Further along your research career, you will move from working exclusively on research project to managing several research projects at various stages of development. One metaphor that is useful for managing these projects is thinking about your research as a garden. Not everyone idea will flourish, but tend a good research garden and you will have a fruitful research career.
Let's start with a simple pipeline view of a garden: Seeds, Planting, Growing, and Harvest. We start with seeds, and hopefully harvest a result at the end.
Seeds. You might have thousands of ideas — like seeds, they are cheap and easy to hold on to. But, you only have limited room in your garden for growing. Furthermore, seeds might only be viable for a few years before they expire.
Planting. Until you do something about an idea, it is still a seed. Each project must have its own space. Not only calendar slots for meetings, but mental energy, tasks you must execute, deadlines that will exist, interactions with people. When first starting a garden, you might only be able to allocate space to 3–5 ideas.
Growing. When growing a project, you must make sure you are giving continual attention to it. Resources and attention must be constantly provided, or you may leave your own motivation and other collaborators starving. Ideally, you should be able to make small but steady progress each few days or each week.
Harvest. Your ultimately goal is the fruit of the project and not the project itself. There are many parts of a project (and plant) that get created: meeting notes, transcripts, code, data analysis, etc. But only the fruit---that is, the research output (research paper, tool, etc.) is the one that matters.
Harvesting your project only ends with publication of your results.
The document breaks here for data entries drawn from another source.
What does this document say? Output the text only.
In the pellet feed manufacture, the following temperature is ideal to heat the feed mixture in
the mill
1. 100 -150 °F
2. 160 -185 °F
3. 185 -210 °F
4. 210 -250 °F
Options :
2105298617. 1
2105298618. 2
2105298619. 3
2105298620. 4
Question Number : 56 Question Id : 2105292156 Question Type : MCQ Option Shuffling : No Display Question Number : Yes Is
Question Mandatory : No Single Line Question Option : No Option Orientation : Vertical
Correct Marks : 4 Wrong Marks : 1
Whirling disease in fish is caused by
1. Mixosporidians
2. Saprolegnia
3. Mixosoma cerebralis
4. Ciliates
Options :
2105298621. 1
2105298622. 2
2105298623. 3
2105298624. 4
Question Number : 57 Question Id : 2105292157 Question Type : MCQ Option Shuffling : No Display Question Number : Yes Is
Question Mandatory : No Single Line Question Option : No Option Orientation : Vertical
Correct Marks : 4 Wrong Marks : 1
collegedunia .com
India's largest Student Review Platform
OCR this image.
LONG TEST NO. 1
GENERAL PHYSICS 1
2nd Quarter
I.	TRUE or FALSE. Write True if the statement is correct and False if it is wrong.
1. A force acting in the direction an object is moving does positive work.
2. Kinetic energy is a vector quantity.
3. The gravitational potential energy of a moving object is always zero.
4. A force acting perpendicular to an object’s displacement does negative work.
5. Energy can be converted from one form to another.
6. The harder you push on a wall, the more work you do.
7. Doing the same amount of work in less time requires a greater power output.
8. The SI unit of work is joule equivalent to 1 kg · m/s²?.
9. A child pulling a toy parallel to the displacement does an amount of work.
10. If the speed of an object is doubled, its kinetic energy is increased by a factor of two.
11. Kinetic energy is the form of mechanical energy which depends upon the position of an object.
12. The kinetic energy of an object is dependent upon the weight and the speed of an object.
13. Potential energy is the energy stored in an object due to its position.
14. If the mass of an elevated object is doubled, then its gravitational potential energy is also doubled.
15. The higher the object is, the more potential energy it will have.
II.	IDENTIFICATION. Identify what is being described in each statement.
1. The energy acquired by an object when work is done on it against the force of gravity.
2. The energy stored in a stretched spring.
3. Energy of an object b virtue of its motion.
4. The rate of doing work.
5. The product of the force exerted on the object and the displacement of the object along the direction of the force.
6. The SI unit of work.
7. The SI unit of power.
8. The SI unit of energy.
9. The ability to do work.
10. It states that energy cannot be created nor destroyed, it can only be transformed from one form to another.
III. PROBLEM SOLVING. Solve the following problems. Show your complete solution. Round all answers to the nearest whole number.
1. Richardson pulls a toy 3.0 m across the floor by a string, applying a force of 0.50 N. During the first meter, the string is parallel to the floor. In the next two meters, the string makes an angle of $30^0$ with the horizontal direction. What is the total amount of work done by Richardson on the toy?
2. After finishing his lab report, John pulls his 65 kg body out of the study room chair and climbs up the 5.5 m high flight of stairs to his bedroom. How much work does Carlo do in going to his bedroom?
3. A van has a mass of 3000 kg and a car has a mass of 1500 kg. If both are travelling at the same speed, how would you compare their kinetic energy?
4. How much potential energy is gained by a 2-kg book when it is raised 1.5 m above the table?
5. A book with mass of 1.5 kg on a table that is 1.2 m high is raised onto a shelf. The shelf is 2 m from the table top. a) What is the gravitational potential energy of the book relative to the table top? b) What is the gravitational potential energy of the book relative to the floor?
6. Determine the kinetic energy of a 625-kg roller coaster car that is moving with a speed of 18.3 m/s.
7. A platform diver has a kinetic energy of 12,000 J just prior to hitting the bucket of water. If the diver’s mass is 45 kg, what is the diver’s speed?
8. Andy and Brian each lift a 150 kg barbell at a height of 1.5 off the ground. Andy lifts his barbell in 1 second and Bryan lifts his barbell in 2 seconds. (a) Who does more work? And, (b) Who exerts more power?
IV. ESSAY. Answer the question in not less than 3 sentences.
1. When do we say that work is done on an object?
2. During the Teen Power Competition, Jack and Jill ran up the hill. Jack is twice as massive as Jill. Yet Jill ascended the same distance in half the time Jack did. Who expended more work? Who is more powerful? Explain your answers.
Rot. A project near completion, but never finished and published risks rot. After time, data and analysis scripts gets loss (i.e., bitrot). Knowledge and ethusiam fades. Collobrators may change jobs or lose availability. You have a limited timeframe to finish your effort. Better to harvest early than allow a project go to rot.
Overwatering. Too much attention can be just as bad. You do not want to continuously grind on a research problem. Sometimes, you need to take a break in order to conceptualize your approach and problem as well as reflect on your goals and priorities.
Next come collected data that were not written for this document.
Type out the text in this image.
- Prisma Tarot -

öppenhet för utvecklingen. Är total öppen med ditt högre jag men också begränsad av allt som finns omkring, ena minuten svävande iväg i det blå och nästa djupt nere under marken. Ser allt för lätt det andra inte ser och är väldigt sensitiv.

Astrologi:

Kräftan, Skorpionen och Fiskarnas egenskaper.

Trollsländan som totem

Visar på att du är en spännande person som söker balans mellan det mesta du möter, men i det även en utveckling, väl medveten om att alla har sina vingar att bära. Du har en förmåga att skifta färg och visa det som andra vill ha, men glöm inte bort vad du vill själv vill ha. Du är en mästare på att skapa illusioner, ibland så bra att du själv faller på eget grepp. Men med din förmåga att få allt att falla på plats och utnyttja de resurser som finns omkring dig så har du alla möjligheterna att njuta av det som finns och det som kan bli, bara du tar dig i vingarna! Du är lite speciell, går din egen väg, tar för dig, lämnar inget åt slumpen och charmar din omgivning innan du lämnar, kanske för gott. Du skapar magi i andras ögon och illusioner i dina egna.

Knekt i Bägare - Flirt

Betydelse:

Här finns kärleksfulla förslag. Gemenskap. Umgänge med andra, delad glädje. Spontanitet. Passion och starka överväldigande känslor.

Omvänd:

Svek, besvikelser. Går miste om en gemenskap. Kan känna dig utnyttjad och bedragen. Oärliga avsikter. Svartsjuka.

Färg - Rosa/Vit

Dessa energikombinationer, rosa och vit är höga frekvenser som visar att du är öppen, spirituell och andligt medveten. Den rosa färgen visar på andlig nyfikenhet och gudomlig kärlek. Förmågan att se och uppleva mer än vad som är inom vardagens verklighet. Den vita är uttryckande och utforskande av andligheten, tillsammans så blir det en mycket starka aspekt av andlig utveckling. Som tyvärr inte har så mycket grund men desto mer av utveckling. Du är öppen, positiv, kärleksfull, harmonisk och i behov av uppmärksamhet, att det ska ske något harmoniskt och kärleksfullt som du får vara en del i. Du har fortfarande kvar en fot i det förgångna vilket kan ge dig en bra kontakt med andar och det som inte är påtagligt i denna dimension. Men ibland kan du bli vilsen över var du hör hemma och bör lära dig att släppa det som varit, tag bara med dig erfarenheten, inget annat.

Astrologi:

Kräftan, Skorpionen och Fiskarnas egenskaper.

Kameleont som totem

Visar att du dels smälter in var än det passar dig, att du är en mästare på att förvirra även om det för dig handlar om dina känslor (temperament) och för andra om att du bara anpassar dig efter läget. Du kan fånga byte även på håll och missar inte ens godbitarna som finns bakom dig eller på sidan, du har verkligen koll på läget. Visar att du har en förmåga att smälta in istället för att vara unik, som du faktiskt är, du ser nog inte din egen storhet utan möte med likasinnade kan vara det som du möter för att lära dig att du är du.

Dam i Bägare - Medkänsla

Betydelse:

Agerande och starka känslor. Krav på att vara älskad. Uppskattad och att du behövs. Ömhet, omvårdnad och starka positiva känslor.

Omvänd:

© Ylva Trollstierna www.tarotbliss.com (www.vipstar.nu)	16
Uprooting. Some projects grow fast, with promising results show themselves early. Others do not.
Early in your career, you cannot afford to tend a garden of dead ideas. Uproot projects that are not showing incremental signs of success or do not have a clear path of action.
Replanting Seeds. Take the Little Bets mindset. Focus on the act of completing a project, not dreaming of a grand output. The seeds you bear from successful projects can be replanted.
Whole Plant. Living papers and reproduction packages are great ideas. Long-term, we do want to be able to save the whole plant and not just the fruit; however, this takes much more skill to get setup.